The problem is that it can be wrong beautifully.
It can say:
“This uses a balanced incomplete block design.”
and now the hallucination has a tie and a conference badge.
It can say:
“A regular bipartite-ish structure avoids both extremes.”
and the words smell mathematical enough to pass a tired reader.
It can produce a relationship map, a proof sketch, a scene snippet, and a friendly follow-up question. The entire answer has the shape of competence.
That is why these small riddles matter.
They are not IQ tests.
They are X-rays.
They show whether the model has actually grounded the problem in the right structure or whether it is continuing the nearest plausible discourse.
The boring clerk inside intelligence
The antidote is not more confidence. It is a boring clerk.
The clerk asks:
What exactly is being counted?
What are the entities?
What is the goal state?
What invariant must remain true?
Can the requested object exist?
Do I need characters, tokens, a ledger, a graph, a timeline, or a state machine?

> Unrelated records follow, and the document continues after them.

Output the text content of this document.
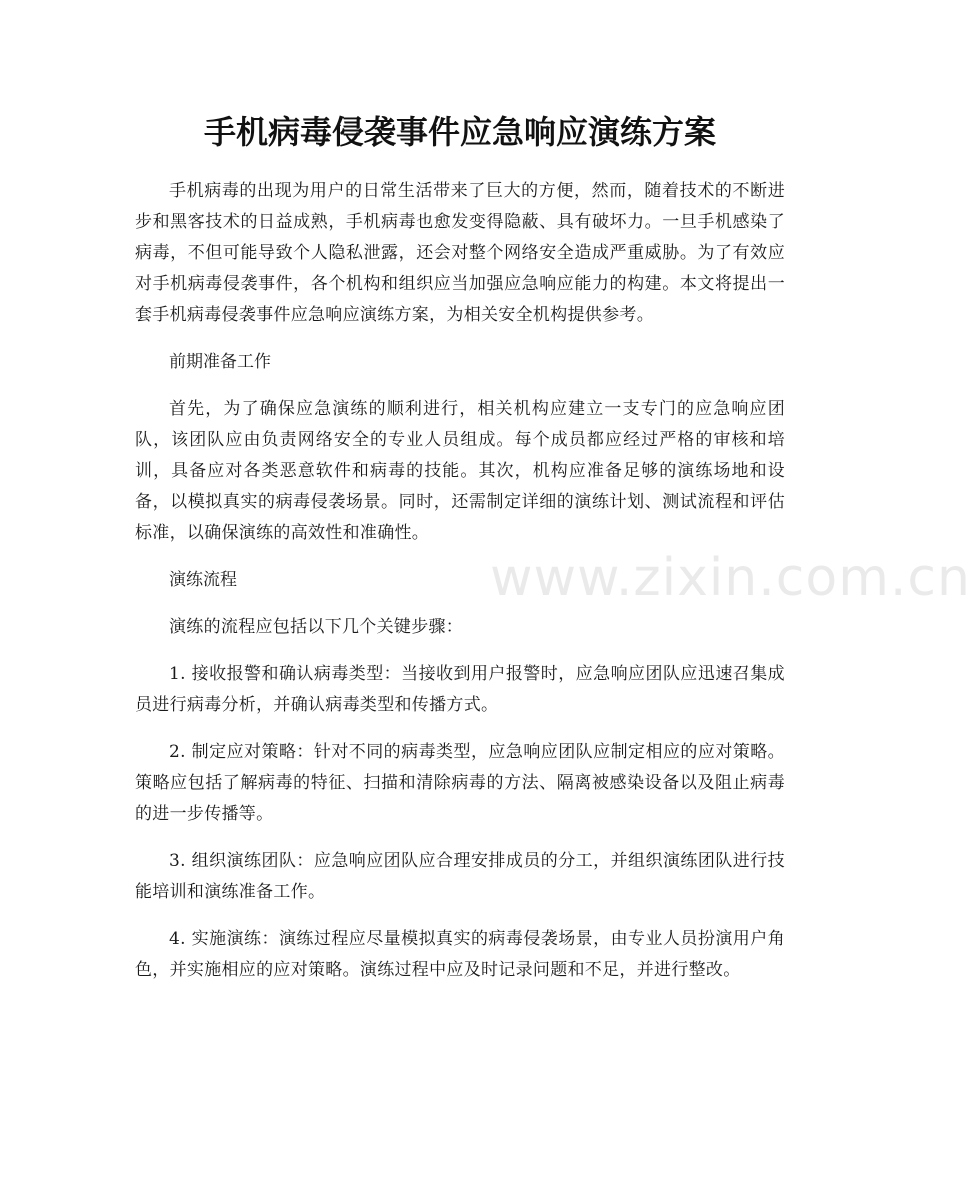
手机病毒侵袭事件应急响应演练方案

手机病毒的出现为用户的日常生活带来了巨大的方便，然而，随着技术的不断进步和黑客技术的日益成熟，手机病毒也愈发变得隐蔽、具有破坏力。一旦手机感染了病毒，不但可能导致个人隐私泄露，还会对整个网络安全造成严重威胁。为了有效应对手机病毒侵袭事件，各个机构和组织应当加强应急响应能力的构建。本文将提出一套手机病毒侵袭事件应急响应演练方案，为相关安全机构提供参考。

前期准备工作

首先，为了确保应急演练的顺利进行，相关机构应建立一支专门的应急响应团队，该团队应由负责网络安全的专业人员组成。每个成员都应经过严格的审核和培训，具备应对各类恶意软件和病毒的技能。其次，机构应准备足够的演练场地和设备，以模拟真实的病毒侵袭场景。同时，还需制定详细的演练计划、测试流程和评估标准，以确保演练的高效性和准确性。

演练流程

演练的流程应包括以下几个关键步骤：

1. 接收报警和确认病毒类型：当接收到用户报警时，应急响应团队应迅速召集成员进行病毒分析，并确认病毒类型和传播方式。

2. 制定应对策略：针对不同的病毒类型，应急响应团队应制定相应的应对策略。策略应包括了解病毒的特征、扫描和清除病毒的方法、隔离被感染设备以及阻止病毒的进一步传播等。

3. 组织演练团队：应急响应团队应合理安排成员的分工，并组织演练团队进行技能培训和演练准备工作。

4. 实施演练：演练过程应尽量模拟真实的病毒侵袭场景，由专业人员扮演用户角色，并实施相应的应对策略。演练过程中应及时记录问题和不足，并进行整改。

www.zixin.com.cn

This clerk is not glamorous. It does not write like Kerouac. It does not produce a beautiful scene about Sofia looking across the table with unresolved Mediterranean tension.
But it saves you.
It stops the missing euro.
It finds the third R.
It drives the car to the carwash.
It refuses to invent the impossible dinner table.
And this, I think, is the real boundary of LLMs right now.
They are not useless because they sometimes fail at simple things.
They are useful precisely because they know so much language, so much code, so much structure, so many patterns.
But they have not “taken the job” because the job is often not to continue the pattern.
The job is to know when the pattern is lying.
For now, the human still has to be the clerk.
The annoying little mathematician father in the room.
The one who says:
Wait. Why are you adding the waiter’s 2 euros again?